Dubai: DP World, one of the world’s largest port operators, is building a new $1.6 billion (Dh5.87 billion) terminal at its flagship Jebel Ali Port in response to expected growth in demand leading up to Expo 2020.

Phase 1 of the new Container Terminal 4 will add 3.1 million twenty-footy equivalent units (TEUs), a shipping container measurement, by 2018, increasing capacity at the port to 22.1 million, DP World said in an emailed statement on Tuesday.

“The new capacity is a response to feedback from customers expressing the need for more capacity at Jebel Ali due to an expected increase in trade in the run up to Expo 2020. Shipping lines will be able to bring more of the world’s largest vessels to our terminals so helping improve the efficiency of the region’s supply chain,” stated Sultan Bin Sulayem, chairman of DP World.

The new terminal will have a 1,200 metre long quay with an 18-metre draft, 13 “of the world’s largest” cranes and 35 automated rail mounted gantry cranes, DP World said.

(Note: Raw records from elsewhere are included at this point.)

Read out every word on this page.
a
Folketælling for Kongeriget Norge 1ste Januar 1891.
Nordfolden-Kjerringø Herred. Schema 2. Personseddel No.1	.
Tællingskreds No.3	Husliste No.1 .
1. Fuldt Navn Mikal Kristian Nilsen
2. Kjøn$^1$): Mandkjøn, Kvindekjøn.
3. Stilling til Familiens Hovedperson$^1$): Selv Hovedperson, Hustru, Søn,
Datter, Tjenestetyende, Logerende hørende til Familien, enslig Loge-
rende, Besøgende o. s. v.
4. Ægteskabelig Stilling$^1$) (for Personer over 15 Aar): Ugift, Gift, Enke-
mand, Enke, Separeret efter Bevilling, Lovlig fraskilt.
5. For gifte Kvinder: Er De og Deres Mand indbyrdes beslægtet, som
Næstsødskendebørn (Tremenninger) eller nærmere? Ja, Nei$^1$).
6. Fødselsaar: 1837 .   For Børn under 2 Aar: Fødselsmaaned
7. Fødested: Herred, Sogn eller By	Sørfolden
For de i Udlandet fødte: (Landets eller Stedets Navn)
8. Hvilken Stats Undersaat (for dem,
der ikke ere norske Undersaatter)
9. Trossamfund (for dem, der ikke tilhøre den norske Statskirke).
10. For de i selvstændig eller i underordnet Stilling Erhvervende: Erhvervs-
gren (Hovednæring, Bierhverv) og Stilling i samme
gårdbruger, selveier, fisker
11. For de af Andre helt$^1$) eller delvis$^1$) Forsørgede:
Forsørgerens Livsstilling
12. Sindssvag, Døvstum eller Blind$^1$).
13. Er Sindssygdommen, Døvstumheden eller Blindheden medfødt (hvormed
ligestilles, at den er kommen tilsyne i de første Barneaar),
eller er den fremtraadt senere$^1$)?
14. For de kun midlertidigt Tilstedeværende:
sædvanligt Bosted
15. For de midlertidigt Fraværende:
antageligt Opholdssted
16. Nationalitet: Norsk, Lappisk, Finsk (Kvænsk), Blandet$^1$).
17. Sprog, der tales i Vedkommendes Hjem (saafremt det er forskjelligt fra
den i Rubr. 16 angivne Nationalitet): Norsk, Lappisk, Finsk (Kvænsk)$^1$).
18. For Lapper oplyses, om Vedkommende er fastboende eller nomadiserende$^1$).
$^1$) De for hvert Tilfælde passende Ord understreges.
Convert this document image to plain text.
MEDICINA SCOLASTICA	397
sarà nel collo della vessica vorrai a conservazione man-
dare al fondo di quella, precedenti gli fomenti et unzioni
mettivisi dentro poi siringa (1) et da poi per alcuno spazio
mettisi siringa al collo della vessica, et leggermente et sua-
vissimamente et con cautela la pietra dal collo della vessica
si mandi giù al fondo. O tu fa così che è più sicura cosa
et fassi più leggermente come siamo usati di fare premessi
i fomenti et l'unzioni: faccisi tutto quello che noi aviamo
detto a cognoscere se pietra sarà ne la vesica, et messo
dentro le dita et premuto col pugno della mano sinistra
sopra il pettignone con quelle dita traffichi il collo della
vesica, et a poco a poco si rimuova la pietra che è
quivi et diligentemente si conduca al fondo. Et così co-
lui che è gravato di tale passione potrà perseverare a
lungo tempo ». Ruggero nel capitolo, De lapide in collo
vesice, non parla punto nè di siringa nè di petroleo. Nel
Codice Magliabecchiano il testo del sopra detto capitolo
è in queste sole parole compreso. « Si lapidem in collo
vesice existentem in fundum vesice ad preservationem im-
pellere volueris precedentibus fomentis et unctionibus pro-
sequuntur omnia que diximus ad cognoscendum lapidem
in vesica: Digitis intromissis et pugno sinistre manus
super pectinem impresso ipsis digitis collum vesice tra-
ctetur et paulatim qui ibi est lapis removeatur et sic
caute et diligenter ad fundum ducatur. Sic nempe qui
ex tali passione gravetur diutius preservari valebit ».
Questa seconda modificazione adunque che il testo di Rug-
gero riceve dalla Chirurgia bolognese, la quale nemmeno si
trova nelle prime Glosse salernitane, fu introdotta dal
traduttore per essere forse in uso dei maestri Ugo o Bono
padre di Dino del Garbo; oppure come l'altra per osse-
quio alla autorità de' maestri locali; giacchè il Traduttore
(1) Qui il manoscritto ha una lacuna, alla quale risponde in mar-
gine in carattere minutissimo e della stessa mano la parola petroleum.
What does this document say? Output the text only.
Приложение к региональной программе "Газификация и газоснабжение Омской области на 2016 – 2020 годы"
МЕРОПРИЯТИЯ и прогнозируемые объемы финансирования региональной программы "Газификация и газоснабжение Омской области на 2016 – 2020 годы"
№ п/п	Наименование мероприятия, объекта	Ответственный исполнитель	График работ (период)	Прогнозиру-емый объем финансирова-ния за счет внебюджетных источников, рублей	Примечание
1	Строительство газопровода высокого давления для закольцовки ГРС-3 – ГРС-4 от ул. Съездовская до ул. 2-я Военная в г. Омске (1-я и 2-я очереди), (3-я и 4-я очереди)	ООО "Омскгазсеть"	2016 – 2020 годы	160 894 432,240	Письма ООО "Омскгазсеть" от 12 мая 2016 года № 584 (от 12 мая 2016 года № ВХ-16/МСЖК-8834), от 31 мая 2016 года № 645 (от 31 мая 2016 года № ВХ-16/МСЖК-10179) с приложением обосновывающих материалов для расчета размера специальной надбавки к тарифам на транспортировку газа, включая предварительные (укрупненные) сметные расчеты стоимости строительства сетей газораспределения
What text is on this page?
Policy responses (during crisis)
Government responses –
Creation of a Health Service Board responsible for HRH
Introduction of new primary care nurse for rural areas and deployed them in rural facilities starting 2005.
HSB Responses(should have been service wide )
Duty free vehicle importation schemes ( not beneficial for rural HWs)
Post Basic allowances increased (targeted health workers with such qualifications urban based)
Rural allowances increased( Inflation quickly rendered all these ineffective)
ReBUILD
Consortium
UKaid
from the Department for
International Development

By 2018, the port complex will have at least 100 cranes and the length of the quay will be around 11,000 metres.

Terminal four is being built on a reclaimed island north of the existing Terminal 2, allowing the port operator to further expand capacity to 7.8 million TEUS, and will be connected by a 3,000 metre causeway and bridge to land near Terminal 2.

DP World also announced on Tuesday its first half 2015 gross container volumes across all global ports, which rose 4.1 per cent compared to a year earlier.

UAE terminals, including Jebel Ali, handled 7.9 million TEUs over the six months ending June 30, 2015, an increase of 6 per cent compared to a year earlier.

Gross container volumes handled in the Europe, Middle East and Africa region increased 7.1 per cent. The Asia Pacific and Indian subcontinent recorded 2.8 per cent growth. Meanwhile, America’s and Australia markets handled 0.1 per cent less than a year earlier.

“Full-year market volume growth is now forecast to be at approximately 3 per cent, and DP World is expected to perform ahead of the market. Overall, given the solid first half volume performance, we remain confident of meeting full year market expectations,” stated group chief executive Mohammad Sharaf.